A kaleidoscopic play

Grody’s previous solo plays, A Mom’s Life (1990) and Falling Apart…Together (2015) were also autobiographical. The Unexpected 3rd may refer to the latest turning points in Grody’s life, just when she thought her career was ending. She describes feeling grief, both as an actress aging out of steady work and as a parent (“the empty nest felt like quicksand”). Then she and Patinkin spent six months in Cape Town while he was filming Homeland. There, Grody found collaborative theater work that lifted her spirits. In The Unexpected 3rd, she doesn’t mention her inadvertent success with a project that was born during the pandemic, when the younger of their two sons, Gideon Grody-Patinkin, began filming and posting their daily lives.
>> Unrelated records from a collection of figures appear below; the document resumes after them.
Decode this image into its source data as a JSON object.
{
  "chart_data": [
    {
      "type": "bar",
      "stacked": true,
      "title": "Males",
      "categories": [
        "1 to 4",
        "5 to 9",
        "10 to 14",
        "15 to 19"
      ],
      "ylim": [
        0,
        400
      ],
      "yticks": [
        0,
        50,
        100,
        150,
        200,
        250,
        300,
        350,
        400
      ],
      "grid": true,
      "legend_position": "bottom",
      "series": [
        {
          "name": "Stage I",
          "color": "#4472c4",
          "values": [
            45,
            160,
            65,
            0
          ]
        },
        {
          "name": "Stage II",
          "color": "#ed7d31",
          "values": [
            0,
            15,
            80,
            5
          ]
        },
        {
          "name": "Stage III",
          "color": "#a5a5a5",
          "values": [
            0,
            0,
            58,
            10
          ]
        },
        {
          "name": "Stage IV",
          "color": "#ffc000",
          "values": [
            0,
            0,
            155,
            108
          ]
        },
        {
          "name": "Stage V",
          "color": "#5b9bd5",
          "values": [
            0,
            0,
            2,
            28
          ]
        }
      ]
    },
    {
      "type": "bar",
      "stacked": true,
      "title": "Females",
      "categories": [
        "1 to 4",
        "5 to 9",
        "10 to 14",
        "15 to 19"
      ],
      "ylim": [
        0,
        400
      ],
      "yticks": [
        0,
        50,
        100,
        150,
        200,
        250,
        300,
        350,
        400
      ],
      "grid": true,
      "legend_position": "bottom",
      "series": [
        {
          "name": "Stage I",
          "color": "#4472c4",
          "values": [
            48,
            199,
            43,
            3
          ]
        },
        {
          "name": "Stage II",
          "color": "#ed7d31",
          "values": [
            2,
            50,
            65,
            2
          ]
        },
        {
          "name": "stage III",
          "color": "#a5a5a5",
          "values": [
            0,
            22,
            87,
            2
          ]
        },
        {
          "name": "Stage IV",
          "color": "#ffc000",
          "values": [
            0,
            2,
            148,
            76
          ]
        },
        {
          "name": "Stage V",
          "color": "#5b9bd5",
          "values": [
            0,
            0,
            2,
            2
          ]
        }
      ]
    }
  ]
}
During the play, Grody tells us that her “mind is a mess,” and that her sons say she talks and feels too much. There lies the show’s one weak spot: afterward, we feel so much about the myriad stories and references that it’s hard to choose the weightiest. The acting is perfection, but the writing could truly sing with a touch more structure. Nevertheless, if there are any tickets still to be had—the extended run (now through October 26) is selling quickly—this kaleidoscopic play is highly recommended.

What, When, Where

The Unexpected 3rd. By Kathryn Grody. Directed by Timothy Near. Tickets start at $71. Through October 26, 2025 at the Steinbright Stage at People’s Light, 39 Conestoga Road, Malvern, Pennsylvania. (610) 644-3500 or www.peopleslight.org

Accessibility

The People’s Light campus is fully wheelchair-accessible. There will be a relaxed, ASL-interpreted, and audio-described performance of The Unexpected 3rd on Sunday, October 5, at 2pm. Smart caption glasses will be available for all performances (advance reservations required), and all performances between October 14 and October 19 will be open captioned.